Książka Brandysa spełniała wszystkie wymogi najbardziej agresywnego socrealizmu, piętnowała dywersję „wrogów ludu” i różnych łańcuchowych „psów imperializmu”. Ludowe władze zadbały o odpowiednie spopularyzowanie tak żarliwego pisarza. Jak po latach wspominał sam Brandys w „Miesiącach”, w jednej ze spółdzielni każdy, kto chciał kupić wiadro, musiał obowiązkowo kupić któryś z tomów wiekopomnego cyklu „Między wojnami”. Po latach mocno wyszydził tę sprzedaż wiązaną Herbert. W słuchowisku radiowym „Lalek” dał obraz wielobranżowego sklepu, w którym smoła jest przemieszana z Brandysem, zgrzebłami, łańcuchami i butami. W kolejnej książce, „Obywatele”, Brandys dosłownie poszedł na całość w tropieniu i demaskowaniu różnych „wrogów ludu”. Najczarniej narysował postaci deprawującego młodzież reakcyjnymi poglądami księdza katechety Leśniarza i jeszcze niebezpieczniejszego od niego wroga klasowego, nauczyciela Działyńca. Jako wzór działania dla czytelników postawieni zostali w powieści Brandysa czujni zetempowcy, którzy gorliwie szli po tropach antyludowej zdrady. Nie zabrakło i odpowiednio nakreślonego „szczęśliwego” końca całej epopei. Był nim w książce Brandysa proces „pięciu bankrutów politycznych, pięciu zajadłych wrogów Polski Ludowej”.
Wena „ideowa” Brandysa przejawiła się również w jego żałosnych łkaniach po śmierci Stalina. Pisał: „Wieść o śmierci Stalina poraziła serca nasze najokrutniejszym bólem”. I wzywał wszystkich tak jak on rozpaczających, aby pamiętali, że jedyne, co pozostaje do zrobienia, „gdy odchodzą ludzie najbliżsi i najbardziej kochani, (…) to przysięga złożona w duszy: przysięga wierności dla ich myśli i pragnień”.
We wrześniu 1955 r. Brandys opublikował jeden z najbardziej kompromitujących wytworów swej „twórczości” – opowiadanie „Nim będzie zapomniany”. Był to bardzo nikczemny w stylu atak na Czesława Miłosza, któremu Brandys zapowiadał szybkie zapomnienie, czyli coś, co oznaczało najcięższą w obyczaju żydowskim klątwę. Tekst opowiadania roił się od najskrajniejszych inwektyw pod adresem Miłosza, portretowanego pod nazwiskiem Wejmonta: „Ta mysz uciekła z prawdziwie trudnego kursu. Nie róbcie z niego ideologa. To mysz (…). Za rok nie starczy mu śliny, by na nas pluć. Już nas nie obejmie rozumem ta mysz. Nic z niego zostanie”.

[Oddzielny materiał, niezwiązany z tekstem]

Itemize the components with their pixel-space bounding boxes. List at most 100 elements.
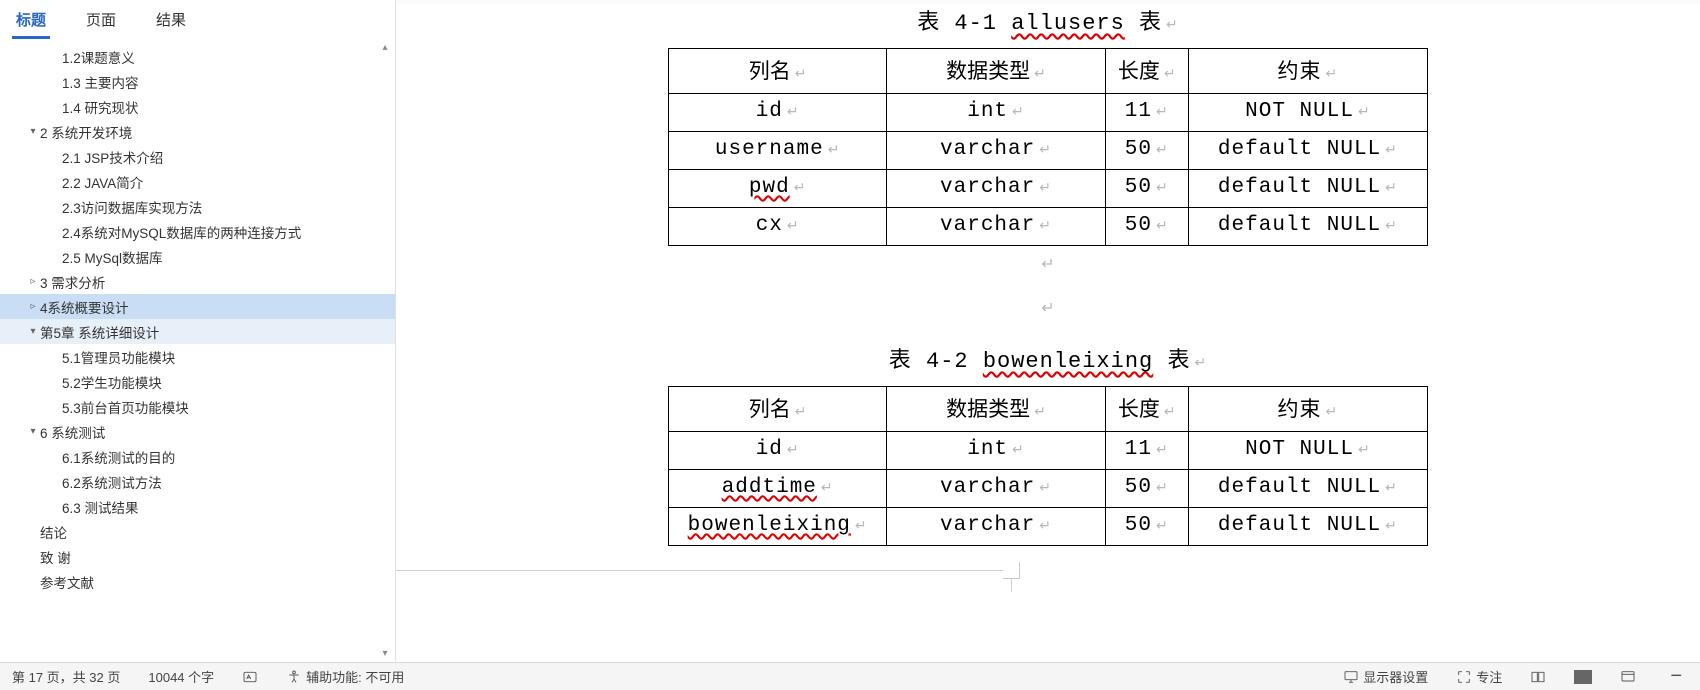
chevron-right-icon[interactable]: ▹	[26, 276, 40, 287]
status-page[interactable]: 第 17 页，共 32 页	[12, 667, 120, 686]
table-cell: bowenleixing↵	[669, 508, 887, 546]
table-cell: default NULL↵	[1188, 470, 1427, 508]
outline-item[interactable]: ▹5.1管理员功能模块	[0, 344, 395, 369]
chevron-down-icon[interactable]: ▾	[26, 426, 40, 437]
table-cell: cx↵	[669, 208, 887, 246]
paragraph-mark-icon: ↵	[1039, 479, 1052, 495]
paragraph-mark-icon: ↵	[1385, 479, 1398, 495]
status-display-settings[interactable]: 显示器设置	[1343, 667, 1428, 686]
table-header: 列名↵	[669, 49, 887, 94]
paragraph-mark-icon: ↵	[1039, 141, 1052, 157]
paragraph-mark-icon: ↵	[1166, 16, 1179, 32]
paragraph-mark-icon: ↵	[795, 403, 807, 419]
paragraph-mark-icon: ↵	[1039, 517, 1052, 533]
table-cell: id↵	[669, 94, 887, 132]
paragraph-mark-icon: ↵	[795, 65, 807, 81]
tab-headings[interactable]: 标题	[12, 1, 50, 39]
table-cell: varchar↵	[887, 470, 1105, 508]
paragraph-mark-icon: ↵	[1039, 179, 1052, 195]
chevron-down-icon[interactable]: ▾	[26, 326, 40, 337]
paragraph-mark-icon: ↵	[1326, 65, 1339, 81]
page-surface: 表 4-1 allusers 表↵ 列名↵数据类型↵长度↵约束↵id↵int↵1…	[396, 4, 1700, 662]
outline-item[interactable]: ▹2.1 JSP技术介绍	[0, 144, 395, 169]
outline-item[interactable]: ▾6 系统测试	[0, 419, 395, 444]
paragraph-mark-icon: ↵	[1385, 141, 1398, 157]
outline-item-label: 2.2 JAVA简介	[62, 172, 143, 192]
outline-item[interactable]: ▹5.3前台首页功能模块	[0, 394, 395, 419]
scroll-down-icon[interactable]: ▾	[377, 646, 393, 662]
outline-item-label: 1.4 研究现状	[62, 97, 139, 117]
view-print-layout-icon[interactable]	[1574, 670, 1592, 684]
outline-item-label: 6 系统测试	[40, 422, 105, 442]
outline-item[interactable]: ▹5.2学生功能模块	[0, 369, 395, 394]
outline-item[interactable]: ▹4系统概要设计	[0, 294, 395, 319]
paragraph-mark-icon: ↵	[1156, 517, 1169, 533]
caption-name: allusers	[1011, 11, 1125, 36]
table-row: id↵int↵11↵NOT NULL↵	[669, 432, 1428, 470]
paragraph-mark-icon: ↵	[828, 141, 841, 157]
status-accessibility[interactable]: 辅助功能: 不可用	[286, 667, 404, 686]
paragraph-mark-icon: ↵	[1156, 179, 1169, 195]
table-cell: 50↵	[1105, 208, 1188, 246]
view-web-layout-icon[interactable]	[1620, 669, 1636, 685]
view-read-mode-icon[interactable]	[1530, 669, 1546, 685]
outline-item-label: 5.2学生功能模块	[62, 372, 162, 392]
outline-item[interactable]: ▹6.1系统测试的目的	[0, 444, 395, 469]
paragraph-mark-icon: ↵	[1164, 65, 1176, 81]
paragraph-mark-icon: ↵	[1156, 479, 1169, 495]
outline-item[interactable]: ▹3 需求分析	[0, 269, 395, 294]
status-word-count[interactable]: 10044 个字	[148, 667, 214, 686]
page-corner-indicator	[396, 570, 1012, 592]
chevron-right-icon[interactable]: ▹	[26, 301, 40, 312]
table-row: addtime↵varchar↵50↵default NULL↵	[669, 470, 1428, 508]
status-language-icon[interactable]	[242, 669, 258, 685]
outline-item-label: 2 系统开发环境	[40, 122, 132, 142]
tab-pages[interactable]: 页面	[82, 1, 120, 39]
paragraph-mark-icon: ↵	[1012, 103, 1025, 119]
outline-item[interactable]: ▹1.4 研究现状	[0, 94, 395, 119]
outline-item[interactable]: ▹6.2系统测试方法	[0, 469, 395, 494]
table-cell: varchar↵	[887, 508, 1105, 546]
outline-item-label: 参考文献	[40, 572, 94, 592]
outline-item[interactable]: ▹2.2 JAVA简介	[0, 169, 395, 194]
outline-item[interactable]: ▹1.3 主要内容	[0, 69, 395, 94]
outline-item[interactable]: ▹6.3 测试结果	[0, 494, 395, 519]
outline-item[interactable]: ▹2.3访问数据库实现方法	[0, 194, 395, 219]
outline-item[interactable]: ▹2.4系统对MySQL数据库的两种连接方式	[0, 219, 395, 244]
main-area: 标题 页面 结果 ▴ ▹1.2课题意义▹1.3 主要内容▹1.4 研究现状▾2 …	[0, 0, 1700, 662]
app-root: 标题 页面 结果 ▴ ▹1.2课题意义▹1.3 主要内容▹1.4 研究现状▾2 …	[0, 0, 1700, 690]
document-scroll[interactable]: 表 4-1 allusers 表↵ 列名↵数据类型↵长度↵约束↵id↵int↵1…	[396, 0, 1700, 662]
outline-item-label: 6.1系统测试的目的	[62, 447, 175, 467]
table-cell: int↵	[887, 432, 1105, 470]
outline-item[interactable]: ▹参考文献	[0, 569, 395, 594]
chevron-down-icon[interactable]: ▾	[26, 126, 40, 137]
table-cell: 50↵	[1105, 508, 1188, 546]
paragraph-mark-icon: ↵	[787, 103, 800, 119]
outline-item[interactable]: ▾第5章 系统详细设计	[0, 319, 395, 344]
outline-item[interactable]: ▹结论	[0, 519, 395, 544]
table-cell: 11↵	[1105, 94, 1188, 132]
outline-item[interactable]: ▹2.5 MySql数据库	[0, 244, 395, 269]
zoom-out-icon[interactable]: −	[1664, 665, 1688, 688]
outline-item-label: 2.1 JSP技术介绍	[62, 147, 163, 167]
caption-name: bowenleixing	[983, 349, 1153, 374]
paragraph-mark-icon: ↵	[1012, 441, 1025, 457]
blank-paragraph: ↵	[436, 254, 1660, 274]
outline-item[interactable]: ▹1.2课题意义	[0, 44, 395, 69]
outline-item[interactable]: ▾2 系统开发环境	[0, 119, 395, 144]
caption-suffix: 表	[1153, 349, 1190, 374]
table-cell: addtime↵	[669, 470, 887, 508]
caption-prefix: 表 4-2	[889, 349, 983, 374]
paragraph-mark-icon: ↵	[1358, 441, 1371, 457]
nav-tabs: 标题 页面 结果	[0, 0, 395, 40]
status-focus[interactable]: 专注	[1456, 667, 1502, 686]
outline-item[interactable]: ▹致 谢	[0, 544, 395, 569]
tab-results[interactable]: 结果	[152, 1, 190, 39]
paragraph-mark-icon: ↵	[1194, 354, 1207, 370]
outline-item-label: 4系统概要设计	[40, 297, 129, 317]
outline-tree[interactable]: ▹1.2课题意义▹1.3 主要内容▹1.4 研究现状▾2 系统开发环境▹2.1 …	[0, 40, 395, 662]
outline-item-label: 5.1管理员功能模块	[62, 347, 175, 367]
status-bar: 第 17 页，共 32 页 10044 个字 辅助功能: 不可用 显示器设置 专…	[0, 662, 1700, 690]
paragraph-mark-icon: ↵	[1326, 403, 1339, 419]
paragraph-mark-icon: ↵	[1385, 517, 1398, 533]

W lewicowych mediach jako rzekomy autorytet często występował Jan Kott, bez wątpienia jeden ze sprawców najgorszych spustoszeń w sferze kultury w czasach stalinowskich. Prawdę o jego ówczesnej niszczycielskiej działalności próbowano odsyłać w niepamięć, tym mocniej za to eksponując walory jego późniejszej twórczości (zwłaszcza esejów „Szekspir współczesny”). Adam Michnik poświęcił Kottowi ogromny artykuł w Magazynie „Gazety Wyborczej” (luty 1995), już na wstępie anonsując: „Jak rozumieć zakręty twórczości Jana Kotta? Kim jest w polskiej kulturze ten fechmistrz słowa i awanturnik, Don Juan i globtroter, anarchista i ateista, Żyd i komunista, liberał i gorszyciel, emigrant i prowokator? Pisarstwo Kotta i jego biografia są rodzajem łamigłówki”. Jednak dla wielu osób biografia Kotta nie była żadną łamigłówką; widziano w nim ucieleśnienie nieuczciwości i cynicznego karierowiczostwa; do takiej oceny przychylali się m.in. A. Hertz oraz Jerzy Giedroyć, który w liście do Witolda Gombrowicza (18 V 1963 r.) pisał, że Jan Kott jest jednym z tych, którzy „stali się szmatami i bezwolnymi narzędziami nieinteligentnego systemu”. Leopold Tyrmand pisał o „lokajskim Jana Kotta ukorzeniu się przed nieodwracalną Brutalnością Historii”. Kott, tak bezkrytycznie fetowany w „Gazecie Wyborczej”, w przeszłości niejednokrotnie chętnie sięgał do idei zmitologizowanego postępu, by usprawiedliwiać wszelkie stalinowskie zbrodnie. Gustaw Herling-Grudziński opisał swą rozmowę z Kottem: „Zgadało się o Katyniu, nie obrał oficjalnej linii postępowania. Wydął tylko wargi i syknął z uśmiechem: 'Cóż znaczy kilka tysięcy oficerów wobec Historii w marszu'” (G. Herling-Grudziński, Dziennik pisany nocą, Warszawa 1990).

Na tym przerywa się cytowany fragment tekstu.